Jamais plus je ne traverserai le jardin de l’hôpital Saint Vivien sans penser à Desmond.

Les trois derniers mois avaient été terribles. À chaque nouvelle visite, je voyais la progression de la maladie, ce qu’elle avait grignoté sur la vie. Au début, elle manquait d’appétit. Elle chipotait, laissant apparaître des cernes, un amaigrissement, des tremblements aussitôt réprimés. Mais très vite, elle s’est mise à dévorer, comme pressée d’en finir, de terminer le festin, sans en laisser une miette.

À côté du lit de Desmond, il y a d’abord eu les cannes, remplacées par un appareil sinistre appelé déambulateur. Finalement, le fauteuil roulant aura été un soulagement  : ne plus voir mon ami se traîner sur ses bâtons d’allumette, le visage déformé par l’effort. Tout à la fin, il restait allongé, immobile, sur le lit médicalisé. Tellement sage, avais-je pensé lors des ultimes visites. Pas de révolte. Pas de cris. Pas d’invectives.

Ce que j’avais pris pour de la sagesse n’était que de l’épuisement

.

Desmond et moi n’étions pas si proches. Nous nous étions rencontrés lors d’un stage d’informatique. Je m’y étais rendu pour le compte de mon entreprise et Desmond en était l’animateur. Nous avions sympathisé. De loin en loin, nous buvions ensemble une bière au Saint Eloi où nous discutions virus, logiciels, réseaux, rarement de sujets personnels. C’est dans ce café qu’il m’a annoncé sa maladie, les yeux fixés sur la vitre embuée, tournant inlassablement son alliance autour de son doigt. Sa barbe m’avait semblé tout à coup moins fournie, moins dorée.
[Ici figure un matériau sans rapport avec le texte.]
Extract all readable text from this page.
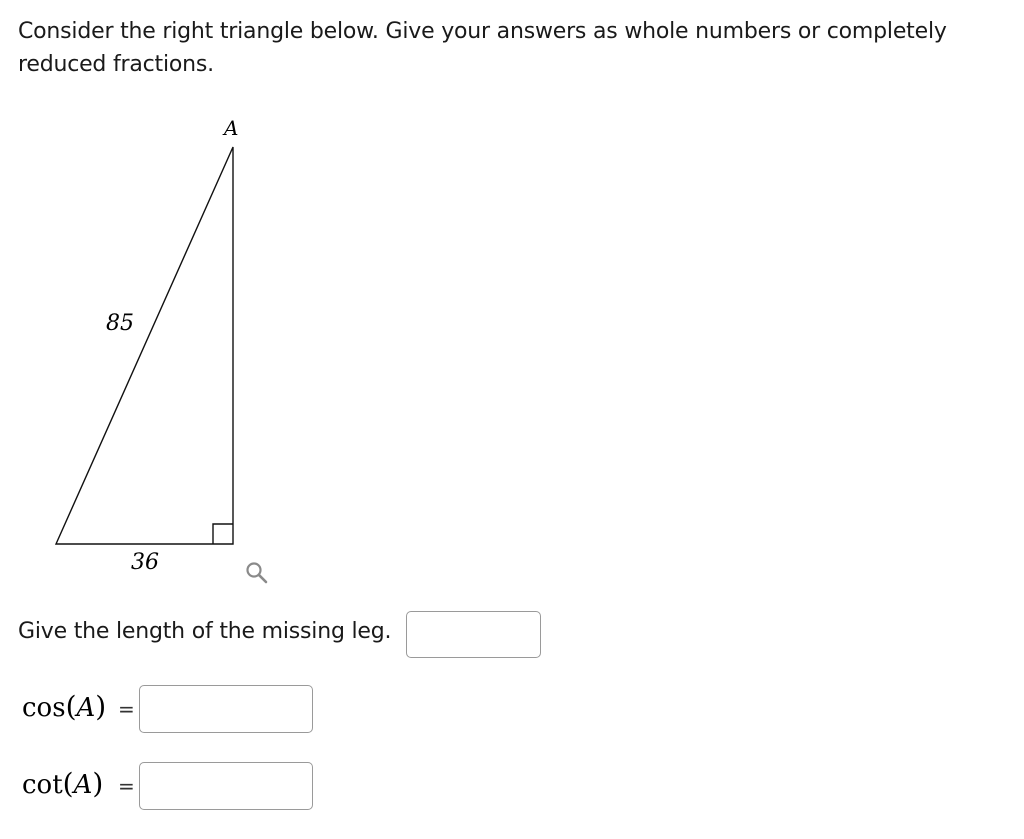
Consider the right triangle below. Give your answers as whole numbers or completely reduced fractions.
A
85
36
Give the length of the missing leg.
cos(A) =
cot(A) =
Pour attraper l’autobus de l’autre côté du boulevard, je coupais chaque jour par le jardin du centre hospitalier. Ce raccourci m'évitait un long détour par la rue Saint-Jacques toujours encombrée et polluée. Une allée asphaltée conduisait directement au service de neurologie. Je pris donc l'habitude de monter les deux étages jusqu'à la chambre de Desmond. Les infirmières me saluaient avec familiarité. La plupart du temps, à ces heures-là, mon ami n’avait pas d’autres visiteurs. Sa femme et sa fille venaient le voir généralement en fin de journée. Très vite, il m’a parlé des corbeaux.

Nous étions en janvier, il me salua, s’empara de ses cannes, il voulait se dégourdir les jambes.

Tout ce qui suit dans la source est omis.